Posted by: David Janus | September 17, 2009 at 11:32 AM
I am on board with the culture thing - we've been doing it since the wild west - everything is bigger in the US - including our food.
But I'd submit we've made the turn on smoking - hardly acceptable behavior in today's culture - and I am seeing some of the same movement as it relates to obesity.
Unfortunately, there are some non-behavioral causes which can keep the cultural pressure from becoming too overpowering.
Posted by: Paul Hebert | September 17, 2009 at 11:37 AM
Nice work, Paul. These are not the days for delayed gratification.
Posted by: Frank Roche | September 17, 2009 at 04:01 PM
I'm not a food scientist (although I've hired them), so this won't be written very well...

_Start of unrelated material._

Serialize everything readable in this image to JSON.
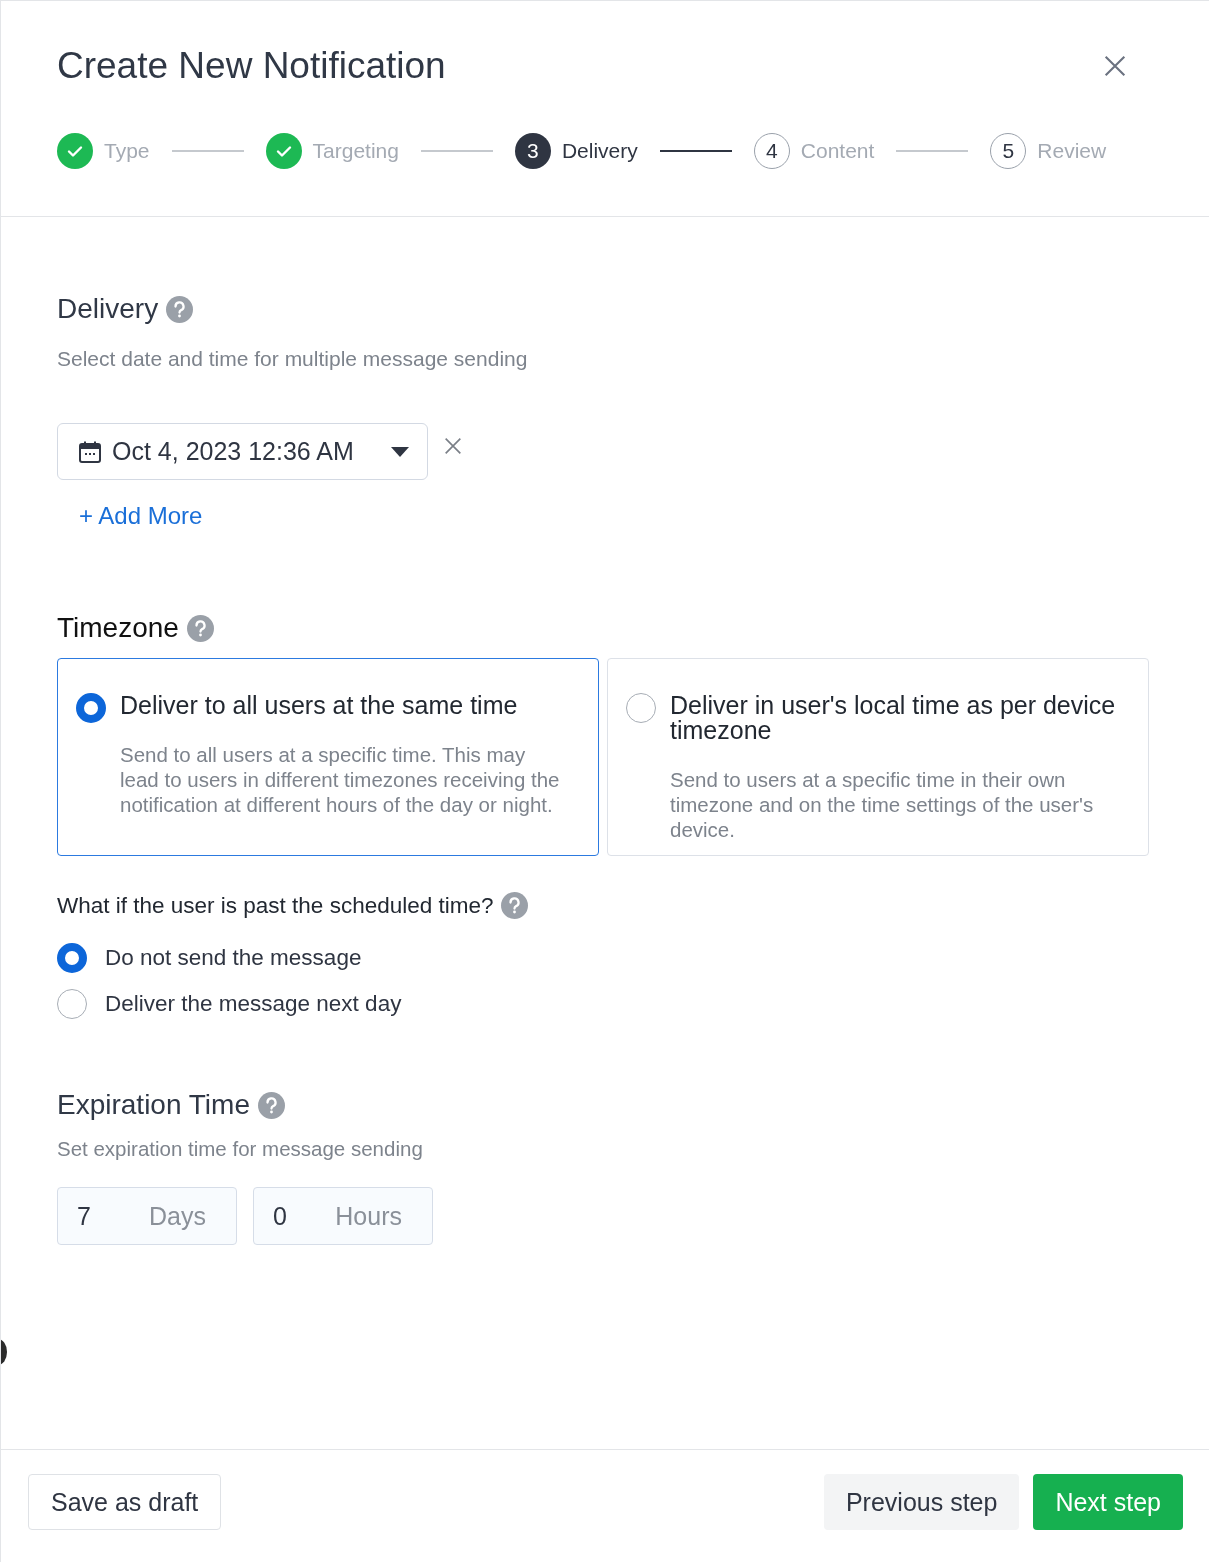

...but there's an argument that our bodies are being manipulated by cheap & modified foods. We are unable to regulate our behaviors because we've become addicted to food. The only way to break free and change this cycle is to fully detox from the very food that is cheap & accessible: corn, refined grains, sugar, starch, caffeine.
I have heard that food companies know which chemical concoctions will create dependencies. Some speculate that there's a reason why McDonalds wants to sell you a burger, fries and a coke: our bodies become dependent on the highs/lows of insulin that results from eating those foods. It's the same reason why Starbucks adds whips and creams to its caffeinated beverages.
So we can blame free will and whatnot, but until we ban soda in school and make fresh food & produce readily accessible, I don't like picking on the fat kids.
(Not that you're picking on fat kids, but FATISM is huge. Alltop has a section on it. http://fatosphere.alltop.com/)
Posted by: www.facebook.com/profile.php?id=632019852 | September 17, 2009 at 04:18 PM
I can't disagree with any of that Laurie - whether the outcome was accidental of if Micky D's employs scientists to drive up the addictive qualities of their food - I'm sure there is a grain of true in the analysis and that we are addicted.
My only point in the post was that changing behavior is very difficult for health behaviors - like other "addictions" because the long wait for reward lowers the value and anything we can do to move the reward closer to the change in behavior will go a long way toward success.